Martine Aubry critique (encore) le gouvernement et les "vieilles recettes"

Martine Aubry critique (encore) le gouvernement et les "vieilles recettes"

RÉCIDIVE - Mercredi 24 février, Martine Aubry a poursuivi son dégommage en règle du gouvernement, entamé plus tôt dans une tribune du "Monde". Mais pas question pour elle d'aller à la présidentielle, a-t-elle assuré ce jeudi sur RTL.

La gauche se fissure. Dans une tribune publiée mercredi 24 février dans Le Monde signée par plusieurs personnalités de gauche dont Martine Aubry, le bilan de François Hollande est attaqué. Le soir même, la maire de Lille en a remis une couche. "Je pense que beaucoup de décisions qui sont prises ne vont pas dans le bon sens et peuvent avoir des effets graves pour notre pays", attaque-t-elle.

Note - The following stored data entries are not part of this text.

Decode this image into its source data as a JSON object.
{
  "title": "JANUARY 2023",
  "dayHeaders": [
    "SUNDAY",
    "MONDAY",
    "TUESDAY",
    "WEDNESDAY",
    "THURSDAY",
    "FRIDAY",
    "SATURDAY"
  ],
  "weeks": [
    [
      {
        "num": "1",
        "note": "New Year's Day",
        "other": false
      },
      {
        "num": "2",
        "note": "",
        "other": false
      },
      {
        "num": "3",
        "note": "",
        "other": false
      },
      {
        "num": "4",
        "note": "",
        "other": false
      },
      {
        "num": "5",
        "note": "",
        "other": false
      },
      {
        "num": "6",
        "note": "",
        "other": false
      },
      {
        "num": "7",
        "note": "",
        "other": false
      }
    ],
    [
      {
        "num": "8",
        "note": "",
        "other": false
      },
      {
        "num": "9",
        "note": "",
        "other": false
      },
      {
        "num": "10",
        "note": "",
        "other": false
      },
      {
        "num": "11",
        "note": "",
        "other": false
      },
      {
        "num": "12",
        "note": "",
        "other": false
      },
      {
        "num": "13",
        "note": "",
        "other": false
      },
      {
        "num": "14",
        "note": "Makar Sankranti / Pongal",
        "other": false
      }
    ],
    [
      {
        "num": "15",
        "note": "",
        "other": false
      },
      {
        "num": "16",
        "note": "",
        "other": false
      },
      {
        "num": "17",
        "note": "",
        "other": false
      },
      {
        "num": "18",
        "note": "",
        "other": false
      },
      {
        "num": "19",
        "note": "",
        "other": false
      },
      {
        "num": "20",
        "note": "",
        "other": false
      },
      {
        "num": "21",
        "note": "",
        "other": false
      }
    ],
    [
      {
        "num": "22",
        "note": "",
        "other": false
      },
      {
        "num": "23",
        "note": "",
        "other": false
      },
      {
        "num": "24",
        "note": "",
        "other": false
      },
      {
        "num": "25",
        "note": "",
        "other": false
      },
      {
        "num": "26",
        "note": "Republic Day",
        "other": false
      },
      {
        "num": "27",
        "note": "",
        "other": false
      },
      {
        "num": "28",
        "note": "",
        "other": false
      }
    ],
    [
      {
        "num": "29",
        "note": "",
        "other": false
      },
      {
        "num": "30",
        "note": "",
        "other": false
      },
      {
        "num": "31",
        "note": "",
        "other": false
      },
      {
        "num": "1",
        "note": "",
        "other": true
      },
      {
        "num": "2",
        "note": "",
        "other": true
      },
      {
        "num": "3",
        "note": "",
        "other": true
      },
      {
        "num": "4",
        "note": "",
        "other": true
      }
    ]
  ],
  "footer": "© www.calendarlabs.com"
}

"On n'a pas besoin de tout casser pour être compétitif"

Interrogée sur une primaire socialiste en vue de 2017, elle estime que "le président de la République n'a pas besoin d'aller dans une primaire". En revanche, si François Hollande ne se présente pas, elle est favorable à la tenue d'une telle élection. S'y présentera-t-elle ? "Ce n'est pas le sujet", a-t-elle déclaré mercredi 24 février. Le lendemain, sur RTL, elle était plus tranchée : "Ce n'est pas mon projet". Quoi qu'il en soit, elle prévient : "Pour qu'on ait une chance, il faut des résultats."

Martine Aubry s'en prend particulièrement à la loi El Khomri , qu'elle juge d'un autre temps. Pour elle, le projet de la ministre du Travail, qui vise notamment à faciliter le licenciement économique, est "une vieille recette". "On n'a pas besoin de tout casser pour rendre les entreprises compétitives", a dénoncé la maire de Lille qui estime qu'il y a "aujourd'hui des réponses modernes à apporter" à la crise que traverse la France. Parmi celles-ci ? Le rapprochement de la CSG progressive défendue par Jean-Marc Ayrault, aussi bien en tant que Premier ministre qu'en tant que député... mais laissée de côté par l'exécutif.

Un parti divisé

Les dernières lois présentées par "ses amis" n'obtiendront aucune faveur de la dame des 35 heures :"La déchéance de nationalité et la loi El Khomri : ce n'est pas de gauche". La maire de Lille dénonce également le peu d'intérêt du gouvernement à l'endroit de ses alliés. "Cela fait des mois que nous faisons des propositions qui ne sont pas écoutées", dénonce-t-elle. "La gauche réformiste, progressiste, c'est nous", a ajouté la maire de Lille.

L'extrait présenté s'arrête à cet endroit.